Faiz tartışmaları ve kur dalgalanmalarının yol açtığı sıkıntılara rağmen bu politikalarından taviz vermediklerini belirten Cumhurbaşkanı Erdoğan, şunları söyledi:

"Yatırım, istihdam, üretim, ihracat ve cari fazla hedefli ekonomi programımızı, ısrarla ve kararlılıkla uygulayarak salgının ilk aylarındaki kayıpları hızla telafi etmekle kalmadık, ötesine de geçtik. Dünya küçülürken biz büyüdüğümüz, istihdam ve ihracatta rekor üstüne rekor kırdığımız bir dönemi geride bıraktık. Netice itibarıyla hükümetlerimiz döneminde 11 milyonun üzerinde insanımıza çalışacak iş sağladık, geçinecek gelir temin ettik. Bahar mevsimiyle birlikte canlanacak turizm, inşaat ve tarım sektörleri istihdamı daha da yukarıya taşıyacaktır. Elbette hayat pahalılığının yol açtığı sıkıntılar vardır.

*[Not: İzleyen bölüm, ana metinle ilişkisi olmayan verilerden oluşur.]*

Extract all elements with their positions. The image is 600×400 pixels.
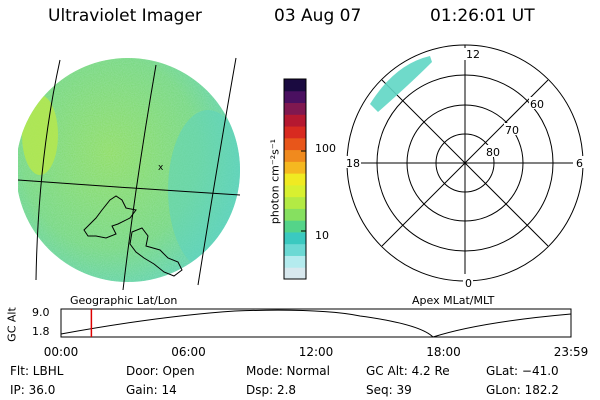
colorbar [283,78,307,280]
mode-info: Mode: Normal [246,364,330,378]
altitude-xtick-label: 18:00 [426,345,461,359]
colorbar-segment [284,102,306,115]
gc-alt-info: GC Alt: 4.2 Re [366,364,450,378]
altitude-xtick-label: 12:00 [298,345,334,359]
filter-info: Flt: LBHL [10,364,64,378]
svg-text:x: x [158,163,164,173]
altitude-xtick-label: 06:00 [171,345,206,359]
polar-plot: 12 18 6 0 60 70 80 [345,44,587,290]
colorbar-segment [284,243,306,256]
mlat-label-70: 70 [505,124,519,137]
mlat-label-60: 60 [530,98,544,111]
colorbar-segment [284,79,306,92]
colorbar-segment [284,173,306,186]
colorbar-segment [284,149,306,162]
altitude-ytick-top: 9.0 [32,306,50,319]
colorbar-segment [284,114,306,127]
gain-info: Gain: 14 [126,383,177,397]
lat-lon-grid [18,57,241,290]
geographic-image-panel: x [18,57,241,290]
time-label: 01:26:01 UT [430,6,535,26]
colorbar-segment [284,208,306,221]
altitude-plot [60,308,572,338]
mlt-label-18: 18 [346,157,360,170]
altitude-ytick-bottom: 1.8 [32,325,50,338]
mlt-label-0: 0 [465,277,472,290]
colorbar-tick-100: 100 [315,142,336,155]
colorbar-segment [284,137,306,151]
ip-info: IP: 36.0 [10,383,56,397]
altitude-xtick-label: 23:59 [553,345,589,359]
seq-info: Seq: 39 [366,383,412,397]
polar-emission-patch [370,56,432,112]
colorbar-segment [284,267,306,280]
glon-info: GLon: 182.2 [486,383,559,397]
door-info: Door: Open [126,364,195,378]
date-label: 03 Aug 07 [274,6,362,26]
colorbar-segment [284,90,306,104]
colorbar-segment [284,220,306,233]
colorbar-segment [284,184,306,198]
colorbar-tick-10: 10 [315,229,329,242]
altitude-curve [60,309,572,338]
mlt-label-6: 6 [576,157,583,170]
geographic-label: Geographic Lat/Lon [70,294,178,307]
altitude-ylabel: GC Alt [5,307,19,342]
colorbar-segment [284,161,306,174]
mlat-label-80: 80 [486,146,500,159]
colorbar-segment [284,196,306,209]
instrument-title: Ultraviolet Imager [48,6,202,26]
colorbar-label: photon cm⁻²s⁻¹ [268,138,282,225]
coastline [83,195,183,277]
apex-label: Apex MLat/MLT [412,294,495,307]
colorbar-segment [284,126,306,139]
glat-info: GLat: −41.0 [486,364,559,378]
mlt-label-12: 12 [466,48,480,61]
dsp-info: Dsp: 2.8 [246,383,297,397]
colorbar-segment [284,231,306,245]
altitude-xtick-label: 00:00 [43,345,79,359]
colorbar-segment [284,255,306,268]
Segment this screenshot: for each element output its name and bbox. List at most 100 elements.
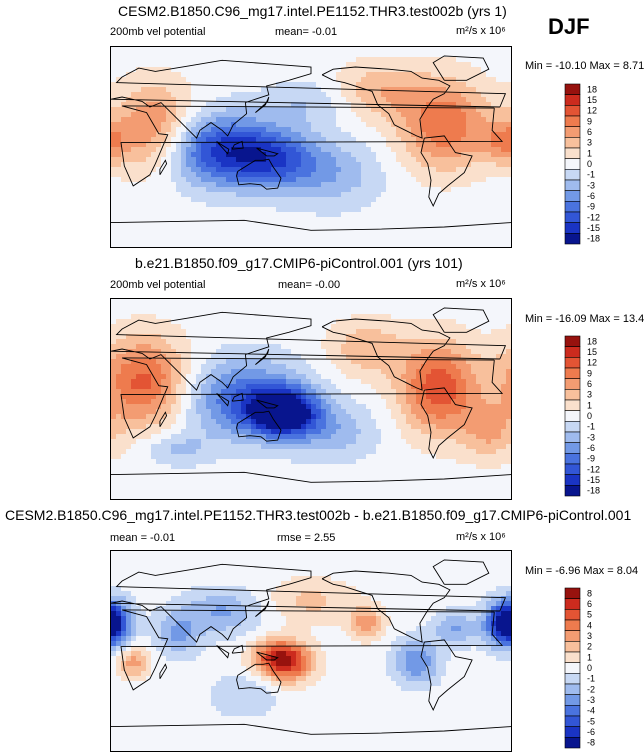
heat-cell: [201, 227, 207, 233]
heat-cell: [266, 162, 272, 168]
heat-cell: [206, 404, 212, 410]
heat-cell: [446, 172, 452, 178]
heat-cell: [391, 389, 397, 395]
heat-cell: [441, 122, 447, 128]
heat-cell: [246, 299, 252, 305]
heat-cell: [331, 177, 337, 183]
heat-cell: [501, 142, 507, 148]
heat-cell: [151, 172, 157, 178]
heat-cell: [301, 197, 307, 203]
heat-cell: [336, 127, 342, 133]
heat-cell: [386, 242, 392, 247]
heat-cell: [421, 62, 427, 68]
heat-cell: [146, 157, 152, 163]
heat-cell: [276, 329, 282, 335]
heat-cell: [331, 314, 337, 320]
heat-cell: [216, 162, 222, 168]
heat-cell: [216, 394, 222, 400]
heat-cell: [111, 344, 117, 350]
heat-cell: [481, 304, 487, 310]
heat-cell: [256, 217, 262, 223]
heat-cell: [506, 57, 511, 63]
heat-cell: [481, 77, 487, 83]
heat-cell: [451, 344, 457, 350]
heat-cell: [351, 62, 357, 68]
heat-cell: [126, 147, 132, 153]
heat-cell: [146, 102, 152, 108]
heat-cell: [386, 207, 392, 213]
heat-cell: [451, 227, 457, 233]
heat-cell: [371, 142, 377, 148]
heat-cell: [431, 162, 437, 168]
heat-cell: [241, 379, 247, 385]
heat-cell: [186, 394, 192, 400]
heat-cell: [161, 62, 167, 68]
heat-cell: [276, 309, 282, 315]
heat-cell: [501, 47, 507, 53]
heat-cell: [251, 142, 257, 148]
heat-cell: [381, 52, 387, 58]
heat-cell: [186, 57, 192, 63]
heat-cell: [401, 52, 407, 58]
heat-cell: [196, 359, 202, 365]
heat-cell: [381, 319, 387, 325]
heat-cell: [486, 77, 492, 83]
heat-cell: [501, 112, 507, 118]
heat-cell: [291, 207, 297, 213]
heat-cell: [466, 182, 472, 188]
heat-cell: [411, 177, 417, 183]
heat-cell: [446, 359, 452, 365]
heat-cell: [421, 127, 427, 133]
heat-cell: [181, 344, 187, 350]
heat-cell: [201, 217, 207, 223]
heat-cell: [221, 404, 227, 410]
colorbar-box: [564, 147, 581, 159]
heat-cell: [491, 62, 497, 68]
heat-cell: [391, 172, 397, 178]
heat-cell: [111, 329, 117, 335]
heat-cell: [271, 232, 277, 238]
heat-cell: [306, 162, 312, 168]
heat-cell: [171, 374, 177, 380]
heat-cell: [441, 177, 447, 183]
heat-cell: [356, 354, 362, 360]
heat-cell: [466, 177, 472, 183]
heat-cell: [496, 319, 502, 325]
heat-cell: [316, 102, 322, 108]
heat-cell: [196, 197, 202, 203]
heat-cell: [416, 72, 422, 78]
heat-cell: [381, 384, 387, 390]
heat-cell: [446, 299, 452, 305]
heat-cell: [461, 137, 467, 143]
heat-cell: [196, 107, 202, 113]
heat-cell: [401, 57, 407, 63]
heat-cell: [221, 92, 227, 98]
heat-cell: [336, 349, 342, 355]
heat-cell: [251, 72, 257, 78]
heat-cell: [306, 82, 312, 88]
heat-cell: [176, 364, 182, 370]
heat-cell: [281, 404, 287, 410]
heat-cell: [286, 309, 292, 315]
heat-cell: [181, 147, 187, 153]
heat-cell: [441, 227, 447, 233]
heat-cell: [241, 349, 247, 355]
heat-cell: [281, 77, 287, 83]
heat-cell: [441, 349, 447, 355]
heat-cell: [126, 384, 132, 390]
heat-cell: [291, 324, 297, 330]
heat-cell: [136, 384, 142, 390]
heat-cell: [246, 107, 252, 113]
heat-cell: [226, 222, 232, 228]
heat-cell: [241, 107, 247, 113]
heat-cell: [386, 122, 392, 128]
heat-cell: [496, 389, 502, 395]
heat-cell: [266, 349, 272, 355]
heat-cell: [326, 182, 332, 188]
heat-cell: [486, 112, 492, 118]
heat-cell: [391, 309, 397, 315]
heat-cell: [301, 299, 307, 305]
heat-cell: [226, 217, 232, 223]
heat-cell: [231, 157, 237, 163]
heat-cell: [496, 192, 502, 198]
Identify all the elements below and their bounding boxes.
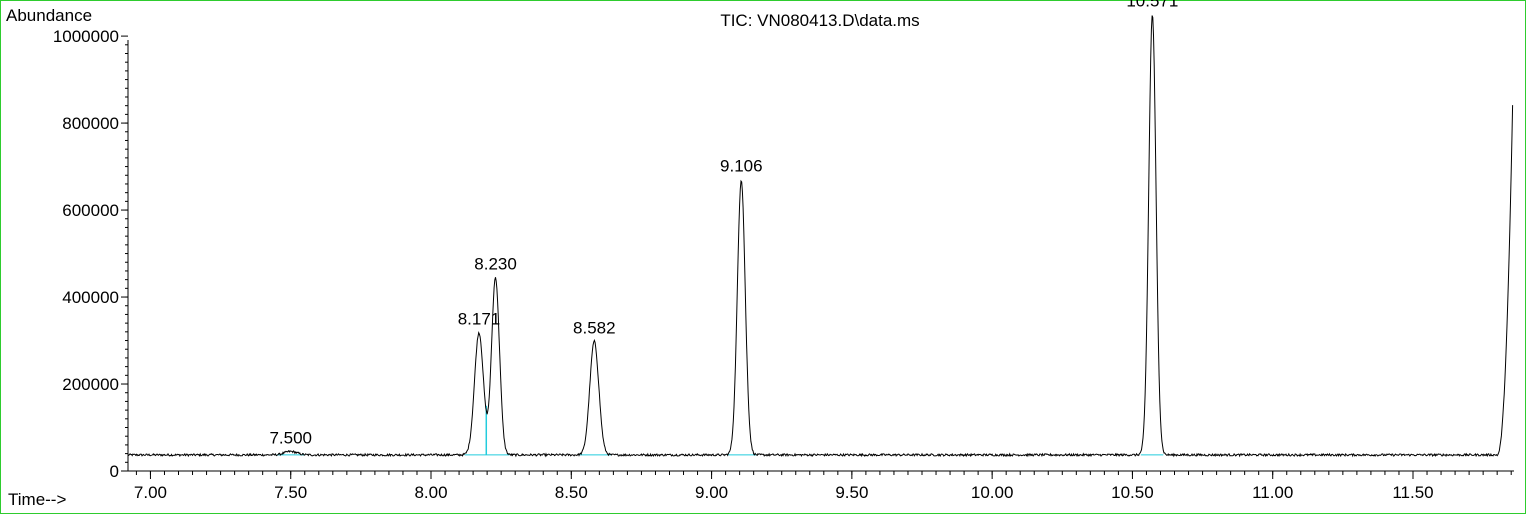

Elbette sokakta, tezgahta, vitrinde canımızı yakan fiyat artışları vardır, emin olun bunların hepsi de geçicidir, konjonktüreldir, bu döneme mahsustur."

"ALIM GÜCÜNDEKİ DÜŞÜŞ BİR SÜRE SONRA TELAFİ EDİLEBİLİR KAYBEDİLEN HUZUR VE VAKTİN GERİ KAZANIMI DAHA ZORDUR"

Asgari ücretten, memur ve emekli maaşlarına kadar tüm çalışanların gelirlerinde yüksek oranlı artış yaparak esnaf ve sanatkarları kredi paketleriyle destekleyerek, hayat pahalılığının vatandaşlar üzerindeki yükünü azaltmanın gayreti içinde olduklarını vurgulayan Erdoğan, şunları kaydetti:

"Ancak bunları konuşurken şu gerçeği de kesinlikle gözden kaçırmamalı, aklımızdan çıkarmamalıyız. Alım gücündeki düşüş bir süre sonra telafi edilebilirken kaybedilen işin, kaybedilen huzurun, kaybedilen vaktin geri kazanımı çok daha zordur. Böyle dönemlerde asıl olan çalışacak iş, hayatını sürdürecek gelir sahibi olmaktır. Asıl olan kendine ve ailesine karşı mahcubiyet yaşamamaktır. Asıl olan nice krizler, nice sancılar içinde kıvranan bölgemizde başı dik durabilmektir. Asıl olan geleceğe umutla bakabilmeyi sürdürecek zemini kaybetmemektir. Bunun için fabrikaların çalışması, esnafın dükkanının açık kalması, toprağın ekilmesi, yolların yük taşıyan kamyonlarla dolu olması, emlak ve araç satışlarının sürmesi, hayatın canlı şekilde akışı çok önemlidir. Şayet buralarda bir tıkanıklık, gerileme, çöküş yaşanırsa işte o zaman felaket kapımıza dayanmış demektir. Hamdolsun, böyle bir tabloyla karşı karşıya değiliz. Halihazırdaki en büyük sorunumuz yüksek enflasyondur. İnşallah onun da üstesinden, her geçen ay inişini görerek geleceğiz. Milletimizin karşısına güçlü bir eser ve hizmet altyapısıyla, güçlü sanayi ve ticaret işleyişiyle, güçlü bir güvenlik ve diplomasi çerçevesiyle örülü 20 yıllık kazanımlarla çıktığımız için müsterihiz."